Farmer Secretly Steps In When Neighbors Struggle To Pay For Prescriptions.

How we’re remembered once we are gone is important. Our legacies can live on forever. Thanks to his kindess to his community, the memory of one Alabama man will never be forgotten.

When family members shared stories of their beloved father and uncle Hody Childress during his funeral, they were in for a surprise. They learned a secret he’d kept for years and saw just how special he was, not only to them but their whole town. 

a young Hody Childress in a military dress uniform.

During the service, the family learned that Hody had been donating money to Geraldine Drugs for anyone who genuinely needed help paying for their prescriptions. He started making donations monthly about seven or eight years ago and wanted to remain anonymous, Brooke Walker, the pharmacy owner, said.

“He told me he never wanted anyone to know where the money came from when it was given,” Brooke said. “He also didn’t want to know how it was used. He told me to use my judgment. We always told the receiver, ‘this is from someone that felt led by God to help another.’ We left it at that.”

Over time the secret fund grew to thousands of dollars and thus helped even more people in need. 

A woman is standing at the counter inside a drugstore.

“He was a man of modest means,” remembers Brooke. “Giving $100 a month was quite a gesture. I knew that helping people was in his heart.”

Eventually there was enough money to help two people per month who lacked insurance or sufficient health benefits to cover their prescriptions.

In late 2022, Hody’s health changed due to his fight with chronic obstructive pulmonary disease and other health problems. He sensed that he was approaching the end of his days here.

Tania, Hody, and one other woman sitting around a table cooking

With it becoming harder to get around, he needed someone to take over his mission of delivering  his folded-up $100 bill to Geraldine Drugs. He entrusted the task to his daughter Tania.

Tania told Brooke that she was unaware of his actions all this time, saying: “I was shocked – I had no idea that he was helping people at the drug store.”

“He told me he’d been carrying a $100 bill to the pharmacist in Geraldine on the first of each month, and he didn’t want to know who she’d helped with it – he just wanted to bless people with it,” she said.

Hody’s kind heart definitely blessed a lot of people in his community. Brooke recalled a time when that secret fund was needed more than ever. His niece Ashley Darnel Sargent shared one of Brooke’s memories on Facebook:

There once was a young, single mom. Her and her daughter both needed a medication that her insurance didn’t cover. There were no alternatives. When I handed her the medication with the receipt attached, she started crying. That’s not even the best part. Several months later, she returned to pay it forward. She wanted money added back to the account. She didn’t have to do that, nor did I want her to do that…but she had a desire to help others in difficult situations. I believe that Hody sparked that in her heart, and that she will carry that forward her entire life. He was creating a ripple effect, and he didn’t even realize this.

A green and yellow tractor shares a message: In Loving Memory of Hody Childress.

Brooke said that many people he’d helped often returned to pay it forward for someone else.
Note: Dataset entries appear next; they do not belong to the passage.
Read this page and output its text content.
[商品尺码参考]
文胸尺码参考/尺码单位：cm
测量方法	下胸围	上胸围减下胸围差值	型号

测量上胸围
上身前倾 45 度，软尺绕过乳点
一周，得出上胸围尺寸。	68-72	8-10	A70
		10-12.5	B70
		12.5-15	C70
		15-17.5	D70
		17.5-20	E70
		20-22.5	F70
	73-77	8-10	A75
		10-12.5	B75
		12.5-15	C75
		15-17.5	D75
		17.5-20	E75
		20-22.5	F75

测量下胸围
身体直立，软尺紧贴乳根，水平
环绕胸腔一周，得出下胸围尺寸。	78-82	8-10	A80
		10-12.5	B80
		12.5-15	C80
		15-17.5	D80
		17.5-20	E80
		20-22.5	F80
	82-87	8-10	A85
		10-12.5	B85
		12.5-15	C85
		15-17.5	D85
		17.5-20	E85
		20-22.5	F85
They even offered to put money back into the fund. The spirit of giving continued.

After his daughter shared her father’s philanthropy at his funeral recently, news of his giving spread and has inspired his family, friends, and others to start contributing to his fund to allow it to continue as a community resource.
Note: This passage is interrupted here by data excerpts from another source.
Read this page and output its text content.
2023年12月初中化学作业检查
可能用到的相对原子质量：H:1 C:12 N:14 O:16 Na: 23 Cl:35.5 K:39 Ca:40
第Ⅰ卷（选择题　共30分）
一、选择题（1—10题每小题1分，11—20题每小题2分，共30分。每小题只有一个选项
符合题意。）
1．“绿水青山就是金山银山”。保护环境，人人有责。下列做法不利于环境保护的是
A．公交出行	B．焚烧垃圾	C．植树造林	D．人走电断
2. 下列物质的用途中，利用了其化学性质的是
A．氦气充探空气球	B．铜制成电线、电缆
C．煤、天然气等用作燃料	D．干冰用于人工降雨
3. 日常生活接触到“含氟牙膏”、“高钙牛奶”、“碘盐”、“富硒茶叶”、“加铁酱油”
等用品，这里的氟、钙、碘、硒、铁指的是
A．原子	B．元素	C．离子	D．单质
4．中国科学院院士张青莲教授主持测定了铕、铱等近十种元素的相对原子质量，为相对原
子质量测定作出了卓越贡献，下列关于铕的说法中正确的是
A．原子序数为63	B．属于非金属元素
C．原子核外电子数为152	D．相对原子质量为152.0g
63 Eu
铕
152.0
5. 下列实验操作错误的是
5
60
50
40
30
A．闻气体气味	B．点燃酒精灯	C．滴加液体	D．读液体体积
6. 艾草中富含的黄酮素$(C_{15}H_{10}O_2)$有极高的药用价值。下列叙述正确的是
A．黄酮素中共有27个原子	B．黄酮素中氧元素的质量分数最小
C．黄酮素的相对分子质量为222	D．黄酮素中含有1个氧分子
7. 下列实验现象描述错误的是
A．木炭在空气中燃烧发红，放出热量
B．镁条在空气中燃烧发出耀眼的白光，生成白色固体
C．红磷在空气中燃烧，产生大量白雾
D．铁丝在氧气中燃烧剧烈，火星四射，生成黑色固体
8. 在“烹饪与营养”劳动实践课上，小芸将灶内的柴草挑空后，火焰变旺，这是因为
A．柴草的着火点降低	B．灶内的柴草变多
Geraldine Drugs pharmacist Heather Walker told WVTM that she could not think of a better way to honor Hody. 

“There are so many people in Geraldine who have lived longer because of Hody,” Heather said. “Hody was a true humble servant who will always be loved.”

Hody and several of his family members in a framed picture.

Hody died on New Year’s Day, 2023. The 80-year-old, who loved farming, wore many hats. He was a US Air Force veteran and had once worked for the aerospace company Lockheed Martin. He leaves behind his second wife, Martha Jo, two children, three stepchildren, 15 grandchildren, and many others.